VAMOS por partes, como diría Lutero con sus 95 tesis en mano. Aquel monje alemán desafió a una Iglesia corrupta desde las entrañas de su fe, y por ello fue excomulgado y perseguido. Su rebelión partió la historia del cristianismo en dos. ¿Y Trump? Él no protesta contra la teología ni propone una reforma doctrinal. Él simplemente se disfraza. Literalmente. Es la parodia del reformador sin reforma.
GIORDANO Bruno defendía que el universo era infinito y que Dios no cabía en una sola interpretación. Lo quemaron en la hoguera por pensar demasiado lejos. Trump, en cambio, juega con símbolos religiosos como si fueran utilería de reality show. Nadie lo persigue. Al contrario: lo siguen millones con devoción tuitera. El fuego que enfrenta no es inquisitorial, sino el de los likes y retuits.
GALILEO Galilei arriesgó su vida por mirar al cielo y decir que la Tierra se mueve. Trump mira al cielo para posar como enviado, no del conocimiento, sino de sí mismo. Galileo fue silenciado por demostrar con pruebas. Trump grita sin demostrar nada. Uno cambió la ciencia, el otro apenas cambia de peinado. Nietzsche declaró que Dios había muerto y escribió tratados densos, incómodos, inquietantes. Su crítica al cristianismo era filosófica, radical, casi profética. Trump no ha leído a Nietzsche ni por error. Pero dice, sin decir, que él podría ser el reemplazo de Dios, o al menos su gerente de campaña.
Y CLARO, está Voltaire, ácido, lúcido, brutal. “Aplastad al infame”, gritaba contra el poder eclesiástico, defendiendo la libertad de pensamiento. Él sí sufrió censura, exilio, y aun así logró cambiar la historia intelectual de Europa. Trump, en cambio, aplasta con memes, insulta por reflejo y reduce la crítica a un sketch. Voltaire debatía. Trump… tuitea.

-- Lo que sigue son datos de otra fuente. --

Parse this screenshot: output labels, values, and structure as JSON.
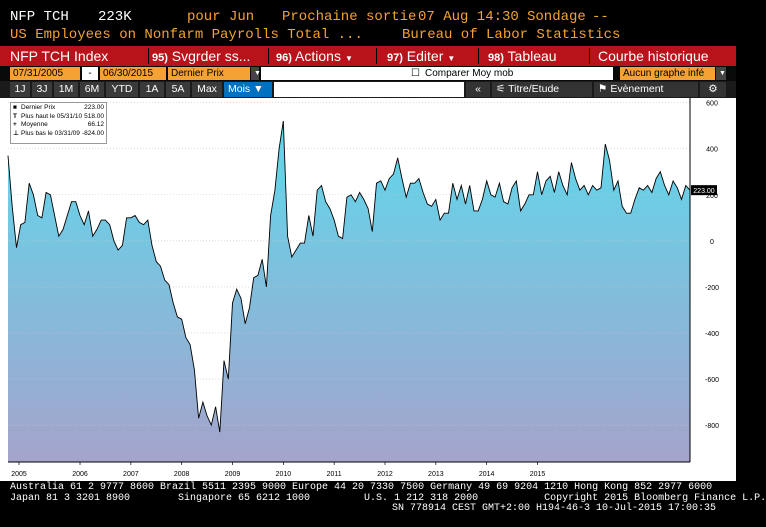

LO QUE TODOS estos hombres tenían —Lutero, Bruno, Galileo, Nietzsche, Voltaire— era una conciencia clara del precio que pagaban por decir lo que decían. Trump, en cambio, no paga precio alguno. Al contrario: capitaliza el escándalo, gana cámara, gana adeptos. Su profanación no nace del conflicto con la fe, sino del hambre de atención. No es hereje: es influencer de lo divino. Y lo más inquietante es que, en este circo, hay quien lo cree. Que se lo toma en serio. Que lo ve de blanco papal y siente que hay un designio detrás del disfraz. Trump no quiere ser Papa para salvar almas, sino para reinar sobre ellas. No predica, pero sí ordena. No confiesa, pero cobra.
EL PROBLEMA no es que se burle de la Iglesia. Eso ya lo hicieron otros, con razones de fondo. El problema es que convierte la burla en campaña y la campaña en dogma. En el siglo XXI, al parecer, no necesitas tesis, ni telescopios, ni tratados. Basta con una imagen editada y una audiencia dispuesta. Y mientras tanto, en algún rincón del universo, Giordano Bruno se revuelca en su tumba. No por la herejía… sino por el nivel.